Don't leave your husband for this other man. IF you leave your husband, it needs to be for the right reasons. It needs to be because you've determined that your marriage won't work based on problems within it, independent of the idea that some other guy can give you what your husband isn't at this time. When you're unhappy, you'll always see other people that you think will make you happier, but that's only because you want to take the easy way to solve whatever's bothering you right now. 

I don't think that staying in any contact at all with this other guy is a good idea. But...at the very least, you do need to tell him that you want to try to make it work with your husband and to limit conversation to purely friend type topics.
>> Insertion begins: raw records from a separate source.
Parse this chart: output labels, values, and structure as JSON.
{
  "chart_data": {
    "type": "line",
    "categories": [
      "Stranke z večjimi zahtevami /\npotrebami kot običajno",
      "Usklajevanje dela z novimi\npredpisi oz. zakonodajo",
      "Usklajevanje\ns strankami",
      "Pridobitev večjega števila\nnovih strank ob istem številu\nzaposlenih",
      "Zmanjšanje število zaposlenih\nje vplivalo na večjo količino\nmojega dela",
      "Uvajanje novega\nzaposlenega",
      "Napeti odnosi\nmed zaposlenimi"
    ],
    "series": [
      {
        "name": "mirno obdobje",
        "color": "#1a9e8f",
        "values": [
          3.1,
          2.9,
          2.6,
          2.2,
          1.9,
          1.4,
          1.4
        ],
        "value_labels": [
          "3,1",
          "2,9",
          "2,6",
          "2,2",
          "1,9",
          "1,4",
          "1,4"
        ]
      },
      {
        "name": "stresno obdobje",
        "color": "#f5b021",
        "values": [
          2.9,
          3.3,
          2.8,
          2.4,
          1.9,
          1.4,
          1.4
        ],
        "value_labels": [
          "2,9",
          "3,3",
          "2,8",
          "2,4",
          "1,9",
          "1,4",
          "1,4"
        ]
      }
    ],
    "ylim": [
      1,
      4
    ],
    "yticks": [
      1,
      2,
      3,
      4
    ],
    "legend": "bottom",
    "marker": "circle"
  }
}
Then talk to your husband, tell him you are not happy with things as they are right now, and things need to change. Counseling may be a way to go, to help you two communicate more effectively.

As for children...you're only 20. Don't rush children. I had my oldest when I was 22. I don't regret my sons, at all, but they do change everything. Yes, they will give you something to occupy your time, but that's not a good reason to have kids. Waiting the 6 yrs he insists on would make you 26...not that old for having a child...actually a rather good age, I'd say. And especially since you aren't even sure if your marriage will last...don't bring a child into it. Not only will it not make things better, but it will make divorce more complicated if it comes to that, and it means that an innocent child will suffer if you two divorce. It's not fair to any of you, but especially the child. 

Think things over very carefully. Don't let this other man influence you and your decisions. Everything he says sounds really good, but you have no way of knowing if he really means it or is just having fun getting you going. I think you'd really regret it if you ended your marriage for this other guy and then found out he was only playing with you.


----------



## cb45 (Oct 2, 2009)

Copy and paste Blanca's post to u. it basically says it all and from one who's been where u r now at.

I know its hard to obey others when all u feel is your NEEDS/WANTS being ignored, but u must do as she tells ya
if u want any self respect left after that other guy dumps u or u dump him.

Thanks Blanca for sharing so honestly w/ Mal74 and all of us here. (dang girl, u r on a hot streak as i just left another thread where u posted "on d'money.")


----------